Aktivitas Manusia Menghambat Zaman Es Selanjutnya

By , Senin, 18 Januari 2016 | 08:00 WIB

Para peneliti dari Institut Potsdam untuk Penelitian Dampak Iklim mengatakan bahwa campur tangan manusia moderat dengan keseimbangan karbon alam planet ini dapat menyebabkan kita melewati siklus glasial. Penelitian ini dipublikasi dalam jurnal Nature.

"Bahkan tanpa perubahan iklim buatan manusia, kami memperkirakan awal zaman es baru tidak lebih awal 50.000 tahun dari sekarang," jelas penulis utama, Andrey Ganopolski. "Namun, penelitian kami juga menunjukkan bahwa variabel moderat tambahan, antropogenik CO2-emisi dari pembakaran minyak, batubara dan gas relatif sudah cukup menunda jaman es selama 50.000 tahun. Intinya adalah bahwa pada dasarnya kita melewatkan siklus glasial secara keseluruhan, yang belum pernah terjadi sebelumnya."

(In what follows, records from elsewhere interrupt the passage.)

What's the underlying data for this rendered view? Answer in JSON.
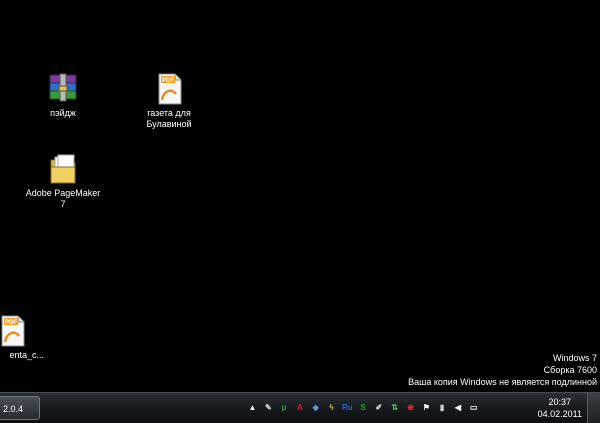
{
  "desktop_icons": [
    {
      "label": "пэйдж",
      "icon": "winrar-archive-icon"
    },
    {
      "label": "газета для Булавиной",
      "icon": "pdf-document-icon"
    },
    {
      "label": "Adobe PageMaker 7",
      "icon": "folder-icon"
    },
    {
      "label": "enta_c...",
      "icon": "pdf-document-icon"
    }
  ],
  "watermark": {
    "line1": "Windows 7",
    "line2": "Сборка 7600",
    "line3": "Ваша копия Windows не является подлинной"
  },
  "taskbar": {
    "task_button_label": "2.0.4",
    "tray_icons": [
      {
        "name": "show-hidden-icons",
        "glyph": "▲",
        "color": "#ffffff"
      },
      {
        "name": "utility-icon",
        "glyph": "✎",
        "color": "#d9d9d9"
      },
      {
        "name": "torrent-icon",
        "glyph": "μ",
        "color": "#2fa02f"
      },
      {
        "name": "adobe-icon",
        "glyph": "A",
        "color": "#d42020"
      },
      {
        "name": "shield-icon",
        "glyph": "◆",
        "color": "#5b9bd5"
      },
      {
        "name": "bolt-icon",
        "glyph": "ϟ",
        "color": "#e8c23a"
      },
      {
        "name": "ru-language-icon",
        "glyph": "Ru",
        "color": "#2a62c9"
      },
      {
        "name": "skype-icon",
        "glyph": "S",
        "color": "#1fa31f"
      },
      {
        "name": "pen-icon",
        "glyph": "✐",
        "color": "#cfcfcf"
      },
      {
        "name": "network-icon",
        "glyph": "⇅",
        "color": "#4fc05a"
      },
      {
        "name": "security-icon",
        "glyph": "⊕",
        "color": "#d33a3a"
      },
      {
        "name": "flag-icon",
        "glyph": "⚑",
        "color": "#ffffff"
      },
      {
        "name": "battery-icon",
        "glyph": "▮",
        "color": "#cfcfcf"
      },
      {
        "name": "volume-icon",
        "glyph": "◀",
        "color": "#ffffff"
      },
      {
        "name": "display-icon",
        "glyph": "▭",
        "color": "#ffffff"
      }
    ],
    "clock_time": "20:37",
    "clock_date": "04.02.2011"
  }
}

Para peneliti menulis bahwa hubungan antara insolasi (radiasi matahari yang mencapai permukaan bumi) dan konsentrasi karbon dioksida telah memungkinkan untuk menjelaskan delapan siklus glasial terakhir.

"Hasil penelitian kami menunjukkan adanya hubungan fungsional yang unik antara insolasi musim panas dan CO2 di atmosfer, untuk awal skala besar pertumbuhan lapisan es yang tidak hanya menjelaskan masa lalu, tetapi juga memungkinkan kita untuk mengantisipasi masa mendatang, ketika awal glasial mungkin terjadi lagi," kata Ganopolski.

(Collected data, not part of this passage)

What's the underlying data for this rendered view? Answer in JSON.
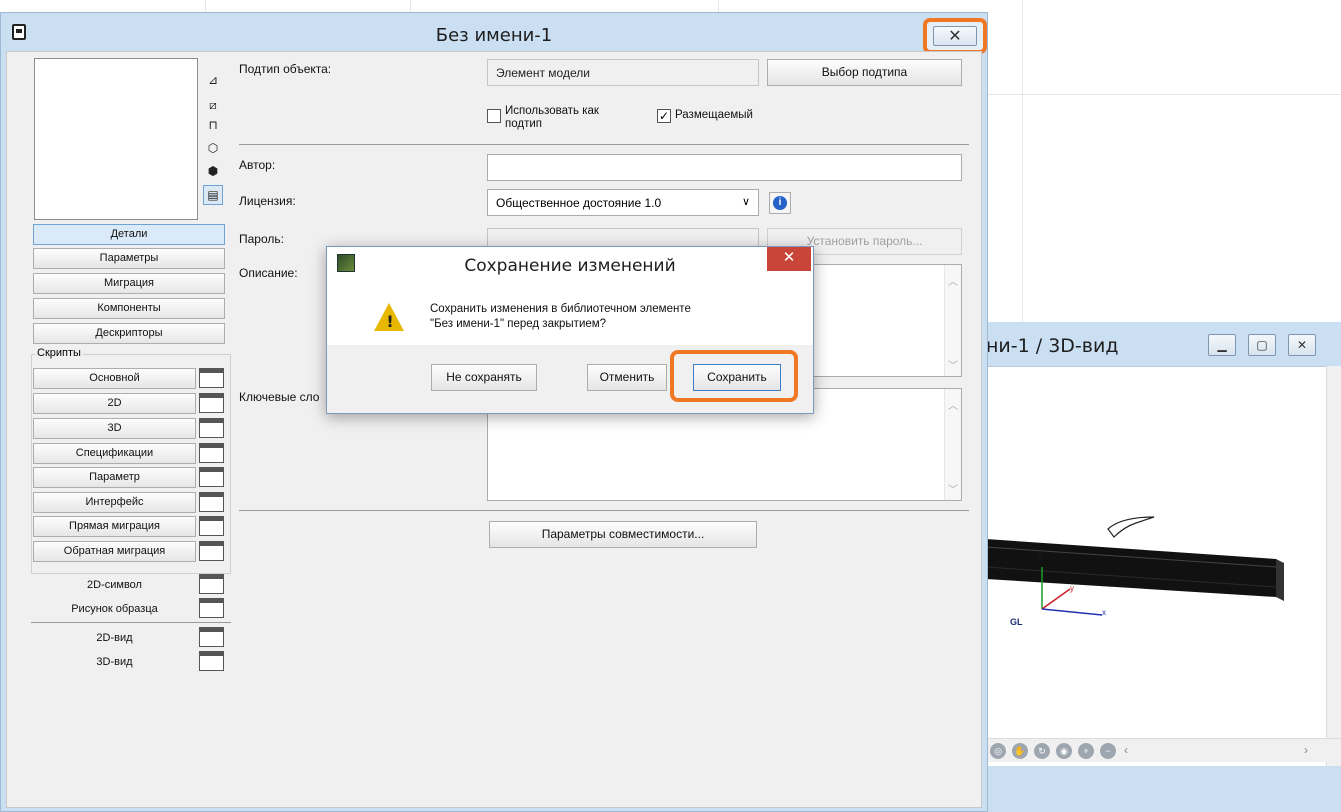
{
  "main_window": {
    "title": "Без имени-1",
    "close_glyph": "✕"
  },
  "left_panel": {
    "toolbar_icons": [
      "plan-view-icon",
      "side-view-icon",
      "front-view-icon",
      "wireframe-icon",
      "shaded-icon",
      "film-icon"
    ],
    "tabs": [
      {
        "label": "Детали",
        "active": true
      },
      {
        "label": "Параметры"
      },
      {
        "label": "Миграция"
      },
      {
        "label": "Компоненты"
      },
      {
        "label": "Дескрипторы"
      }
    ],
    "scripts_header": "Скрипты",
    "scripts": [
      "Основной",
      "2D",
      "3D",
      "Спецификации",
      "Параметр",
      "Интерфейс",
      "Прямая миграция",
      "Обратная миграция"
    ],
    "extras": [
      "2D-символ",
      "Рисунок образца"
    ],
    "views": [
      "2D-вид",
      "3D-вид"
    ]
  },
  "details": {
    "subtype_label": "Подтип объекта:",
    "subtype_value": "Элемент модели",
    "subtype_button": "Выбор подтипа",
    "use_as_subtype_line1": "Использовать как",
    "use_as_subtype_line2": "подтип",
    "use_as_subtype_checked": false,
    "placeable_label": "Размещаемый",
    "placeable_checked": true,
    "author_label": "Автор:",
    "author_value": "",
    "license_label": "Лицензия:",
    "license_value": "Общественное достояние 1.0",
    "password_label": "Пароль:",
    "password_button": "Установить пароль...",
    "description_label": "Описание:",
    "keywords_label": "Ключевые сло",
    "compat_button": "Параметры совместимости..."
  },
  "dialog": {
    "title": "Сохранение изменений",
    "close_glyph": "✕",
    "message_line1": "Сохранить изменения в библиотечном элементе",
    "message_line2": "\"Без имени-1\" перед закрытием?",
    "btn_dont_save": "Не сохранять",
    "btn_cancel": "Отменить",
    "btn_save": "Сохранить",
    "warning_mark": "!"
  },
  "view3d_window": {
    "title": "ни-1 / 3D-вид",
    "axis_z": "z",
    "axis_y": "y",
    "axis_x": "x",
    "gl_label": "GL"
  },
  "colors": {
    "highlight": "#f07724",
    "window_frame": "#cbdff3",
    "dialog_close": "#c9453a"
  }
}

Menggunakan sistem pemodelan yang membawa catatan atmosfer, laut, es dan siklus karbon global pada saat yang sama, para peneliti menganalisis volume es di belahan bumi utara.

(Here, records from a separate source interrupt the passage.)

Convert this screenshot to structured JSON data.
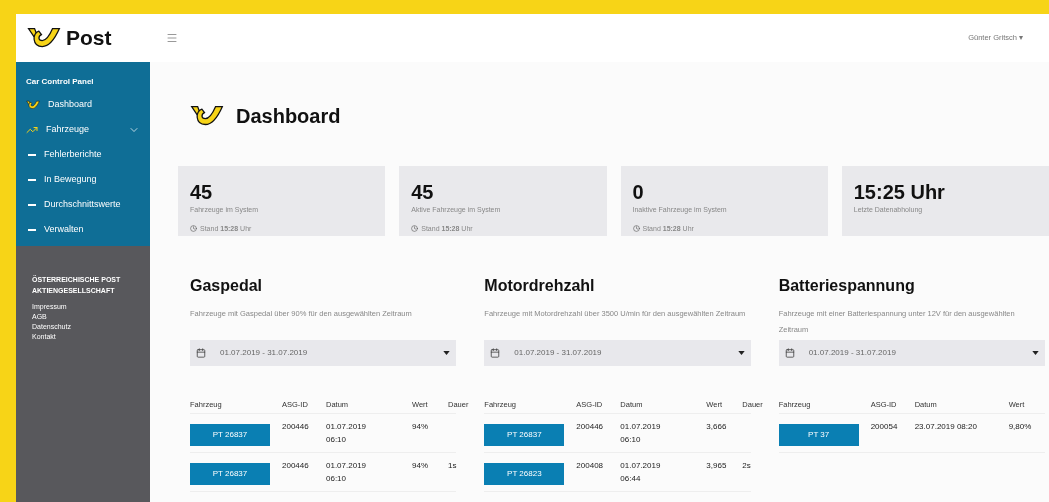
{
  "header": {
    "brand": "Post",
    "user": "Günter Gritsch ▾"
  },
  "sidebar": {
    "title": "Car Control Panel",
    "items": [
      {
        "label": "Dashboard",
        "kind": "logo"
      },
      {
        "label": "Fahrzeuge",
        "kind": "chart",
        "expanded": true,
        "children": [
          {
            "label": "Fehlerberichte",
            "kind": "sub"
          },
          {
            "label": "In Bewegung",
            "kind": "sub"
          },
          {
            "label": "Durchschnittswerte",
            "kind": "sub"
          },
          {
            "label": "Verwalten",
            "kind": "sub"
          }
        ]
      }
    ],
    "footer": {
      "company": "ÖSTERREICHISCHE POST AKTIENGESELLSCHAFT",
      "links": [
        "Impressum",
        "AGB",
        "Datenschutz",
        "Kontakt"
      ]
    }
  },
  "page_title": "Dashboard",
  "stats": [
    {
      "value": "45",
      "label": "Fahrzeuge im System",
      "stand": "Stand **15:28** Uhr"
    },
    {
      "value": "45",
      "label": "Aktive Fahrzeuge im System",
      "stand": "Stand **15:28** Uhr"
    },
    {
      "value": "0",
      "label": "Inaktive Fahrzeuge im System",
      "stand": "Stand **15:28** Uhr"
    },
    {
      "value": "15:25 Uhr",
      "label": "Letzte Datenabholung"
    }
  ],
  "sections": [
    {
      "title": "Gaspedal",
      "description": "Fahrzeuge mit Gaspedal über 90% für den ausgewählten Zeitraum",
      "date_range": "01.07.2019 - 31.07.2019",
      "columns": [
        "Fahrzeug",
        "ASG-ID",
        "Datum",
        "Wert",
        "Dauer"
      ],
      "rows": [
        {
          "vehicle": "PT 26837",
          "asg_id": "200446",
          "date": "01.07.2019 06:10",
          "value": "94%"
        },
        {
          "vehicle": "PT 26837",
          "asg_id": "200446",
          "date": "01.07.2019 06:10",
          "value": "94%",
          "duration": "1s"
        }
      ]
    },
    {
      "title": "Motordrehzahl",
      "description": "Fahrzeuge mit Motordrehzahl über 3500 U/min für den ausgewählten Zeitraum",
      "date_range": "01.07.2019 - 31.07.2019",
      "columns": [
        "Fahrzeug",
        "ASG-ID",
        "Datum",
        "Wert",
        "Dauer"
      ],
      "rows": [
        {
          "vehicle": "PT 26837",
          "asg_id": "200446",
          "date": "01.07.2019 06:10",
          "value": "3,666"
        },
        {
          "vehicle": "PT 26823",
          "asg_id": "200408",
          "date": "01.07.2019 06:44",
          "value": "3,965",
          "duration": "2s"
        }
      ]
    },
    {
      "title": "Batteriespannung",
      "description": "Fahrzeuge mit einer Batteriespannung unter 12V für den ausgewählten Zeitraum",
      "date_range": "01.07.2019 - 31.07.2019",
      "columns": [
        "Fahrzeug",
        "ASG-ID",
        "Datum",
        "Wert"
      ],
      "rows": [
        {
          "vehicle": "PT 37",
          "asg_id": "200054",
          "date": "23.07.2019 08:20",
          "value": "9,80%"
        }
      ]
    }
  ]
}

"Karena waktu hidup CO2 antropogenik di atmosfer sangat lama, masa lalu dan masa depan emisi memiliki dampak yang signifikan pada waktu dimulainya glasial berikutnya," kata rekan penulis, Ricarda Winkelmann. "Analisis kami menunjukkan bahwa sedikit emisi karbon tambahan, kemungkinan besar akan mempengaruhi evolusi lapisan es belahan bumi utara selama puluhan ribu tahun, dan emisi CO2 masa depan moderat antropogenik dari 1000-1500 gigaton karbon terikat untuk menunda zaman es berikutnya setidaknya 100.000 tahun." Pungkas para peneliti.